28 Es ist ... eine ebenso schwierige wie undankbare Aufgabe, das Wesen des Individuationsprozesses im einzelnen Falle darzustellen... Kein individueller Fall meiner Erfahrung ist so allgemein, daß er alle Aspekte aufwiese und damit als übersichtlich gelten könnte... Die Alchemie hat mir darum den unschätzbar großen Dienst geleistet, mir ihr Material, in dessen Umfang meine Erfahrung genügend Raum findet, anzubieten und hat es mir dadurch möglich gemacht, den Individuationsprozeß in seinen hauptsächlichen Aspekten zu beschreiben. (Jung, Mysterium Conjunctionis, 14-2, P. 447)

29 Sehr bald hatte ich gesehen, daß die Analytische Psychologie mit der Alchemie merkwürdig übereinstimmt. Die Erfahrungen der Alchemisten waren meine Erfahrungen, und ihre Welt war in gewissem Sinne meine Welt. Das war für mich natürlich eine ideale Entdeckung, denn damit hatte ich das historische Gegenstück zu meiner Psychologie des Unbewußten gefunden. Jung, 209 , Erinnerungen

30Auf einem niedrigen Hügel in dieser weiten Savanne erwartete uns eine Aussicht sondergleichen. Bis an den fernsten Horizont sahen wir riesige Tierherden...Langsam strömend, grasend, die Köpfe nickend bewegten sich die Herden - kaum daß man den melancholischen Laut eines Raubvogels vernahm. Es war die Stille des ewigen Anfangs, die Welt, wie sie schon immer gewesen, im Zustand des Nicht-Seins; denn bis vor kurzem war niemand vorhanden, der wußte, daß es diese Welt war. Ich entfernte mich von meinen Begleitern, bis ich sie nicht mehr sah und das Gefühl hatte, allein zu sein. Da war ich nun der erste Mensch, der erkannte, daß dies die Welt war und sie durch sein Wissen in diesem Augenblick erst wirklich erschaffen hatte. Hier wurde mir die kosmische Bedeutung des Bewußtseins überwältigend klar. Was die Natur unvollständig läßt, vervollständigt die Kunst heißt es in der Alchemie ... der Mensch ist unerläßlich zur Vollendung der Schöpfung, ja er ist der zweite Weltschöpfer selber, welcher der Welt erst das objektive Sein gibt, ohne das sie ungehört, ungesehen, lautlos fressend, gebärend, sterbend, köpfenickend durch Hunderte von Jahrmillionen in der tiefsten Nacht des Nicht-Seins hin ablaufen würde. Menschliches Bewußtsein erst hat objektives Sein und den Sinn geschaffen, und dadurch hat der Mensch seine im großen Seinsprozeß unerläßliche Stellung gefunden. (Jung, Erinnerungen, 260)
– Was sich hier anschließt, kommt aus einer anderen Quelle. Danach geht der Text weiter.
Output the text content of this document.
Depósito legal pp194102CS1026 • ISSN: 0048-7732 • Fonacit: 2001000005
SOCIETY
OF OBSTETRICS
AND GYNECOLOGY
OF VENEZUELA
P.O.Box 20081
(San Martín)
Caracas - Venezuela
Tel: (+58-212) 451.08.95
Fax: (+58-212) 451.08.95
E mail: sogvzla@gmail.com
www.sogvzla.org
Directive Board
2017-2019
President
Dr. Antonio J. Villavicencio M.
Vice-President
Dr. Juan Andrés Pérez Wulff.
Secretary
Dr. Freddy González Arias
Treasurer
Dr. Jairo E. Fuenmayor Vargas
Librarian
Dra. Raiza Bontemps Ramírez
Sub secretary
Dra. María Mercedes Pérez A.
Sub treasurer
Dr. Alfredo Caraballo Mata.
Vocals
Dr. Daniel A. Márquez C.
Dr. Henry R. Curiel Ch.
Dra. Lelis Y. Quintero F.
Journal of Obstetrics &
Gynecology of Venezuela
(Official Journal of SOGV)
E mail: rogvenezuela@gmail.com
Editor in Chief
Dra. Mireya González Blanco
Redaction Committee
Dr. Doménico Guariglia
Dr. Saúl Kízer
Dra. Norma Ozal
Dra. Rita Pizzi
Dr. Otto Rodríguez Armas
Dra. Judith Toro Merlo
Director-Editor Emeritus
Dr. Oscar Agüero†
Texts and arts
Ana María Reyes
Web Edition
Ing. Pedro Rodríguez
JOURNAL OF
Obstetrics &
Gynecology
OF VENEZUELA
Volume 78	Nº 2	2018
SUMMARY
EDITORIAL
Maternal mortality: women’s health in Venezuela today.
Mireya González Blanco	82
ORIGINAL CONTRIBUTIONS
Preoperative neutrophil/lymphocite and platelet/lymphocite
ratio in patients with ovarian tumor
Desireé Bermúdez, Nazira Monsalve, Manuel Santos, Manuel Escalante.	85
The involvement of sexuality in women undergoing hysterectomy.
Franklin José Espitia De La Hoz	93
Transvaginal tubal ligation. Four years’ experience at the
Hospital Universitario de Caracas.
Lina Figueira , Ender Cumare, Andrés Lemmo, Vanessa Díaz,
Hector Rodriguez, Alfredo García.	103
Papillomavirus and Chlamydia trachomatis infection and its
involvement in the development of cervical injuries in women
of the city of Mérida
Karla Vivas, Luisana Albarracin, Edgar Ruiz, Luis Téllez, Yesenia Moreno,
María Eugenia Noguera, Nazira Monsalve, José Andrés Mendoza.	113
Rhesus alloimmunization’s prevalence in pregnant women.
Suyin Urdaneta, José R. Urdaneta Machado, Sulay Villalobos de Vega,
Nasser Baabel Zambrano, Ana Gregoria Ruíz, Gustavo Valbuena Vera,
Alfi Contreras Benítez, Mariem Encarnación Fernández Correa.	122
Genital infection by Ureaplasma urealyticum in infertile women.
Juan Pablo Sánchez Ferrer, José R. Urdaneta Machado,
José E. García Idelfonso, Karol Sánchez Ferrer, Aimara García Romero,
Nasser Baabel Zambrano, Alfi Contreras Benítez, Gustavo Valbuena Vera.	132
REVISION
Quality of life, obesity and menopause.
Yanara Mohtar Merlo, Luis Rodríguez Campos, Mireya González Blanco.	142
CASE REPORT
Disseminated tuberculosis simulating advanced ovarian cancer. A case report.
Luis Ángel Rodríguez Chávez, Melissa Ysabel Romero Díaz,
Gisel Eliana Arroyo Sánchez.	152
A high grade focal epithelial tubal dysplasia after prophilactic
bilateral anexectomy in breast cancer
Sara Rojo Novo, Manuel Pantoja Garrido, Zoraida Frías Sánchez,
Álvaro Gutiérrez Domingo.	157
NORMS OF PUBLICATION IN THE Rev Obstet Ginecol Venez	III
31 Im analytischen Prozeß, d.h. in der dialektischen Auseinandersetzung zwischen dem Bewußtsein und dem Unbewußten, gibt es eine Entwicklung, ein Fortschreiten zu einem Ziel oder Ende, dessen schwer zu enträtselnde Natur mich über viele Jahre beschäftigt hat. ... Solche Erfahrungen haben mich zuerst in der Annahme bestärkt, daß es in der Seele einen von äußeren Bedingungen sozusagen unabhängigen, zielsuchenden Prozeß gebe, und mich von der Besorgnis, ich selber könnte die alleinige Ursache eines uneigentlichen ... psychischen Vorganges sein, befreit. (C.G.Jung, Psychologie und Alchemie (1943). GW 12. Olten, Freiburg 1984. S. 18 f. § 3-4)

32 In Geist und Leben findet sich folgende Differenzierung: Was sollen wir unter dem Ich verstehen? Offensichtlich handelt es sich bei aller Einheit des Ich um eine höchst mannigfaltig zusammengesetzte Größe. Es beruht auf den Abbildern der Sinnesfunktionen, welche Reize von innen und außen vermitteln, und es beruht des ferneren auf einer ungeheuren Ansammlung von Bildern vergangener Vorgänge. Alle diese überaus verschiedenen Bestandteile bedürfen eines starken Zusammenhaltes, als welchen wir eben das Bewußtsein erkannt haben. Das Bewußtsein scheint damit die unerläßliche Vorbedingung des Ich zu sein. ... Durch diese Auffassung des Ich als einer Zusammensetzung von seelischen Elementen werden wir logisch zu der Frage geführt: ist das Ich das zentrale Bild, der ausschließliche Vertreter des gesamten menschlichen Wesens? Hat es alle Inhalte und Funktionen auf sich bezogen und in sich ausgedrückt? Diese Frage müssen wir verneinen. Das Ichbewußtsein ist ein Komplex, der nicht das Ganze des menschlichen Wesens umfaßt: es hat vor allem unendlich mehr vergessen, als es weiß. Es hat unendlich vieles gehört und gesehen und ist sich dessen nie bewußt geworden. Gedanken wachsen jenseits seines Bewußtseins, ja sie stehen schon fix und fertig bereit, und es weiß nichts davon. Von der unglaublich wichtigen Regulierung der inneren Körpervorgänge, zu welcher das sympathische Nervensystem dient, hat das Ich kaum eine dämmerhafte Ahnung. Was das Ich in sich begreift, ist vielleicht der kleinste Teil von dem, was ein vollständiges Bewußtsein in sich begreifen müßte. (C. G. Jung, Geist und Leben (1926). GW 8. Olten, Freiburg 1982. S. 355 f. § 611-13)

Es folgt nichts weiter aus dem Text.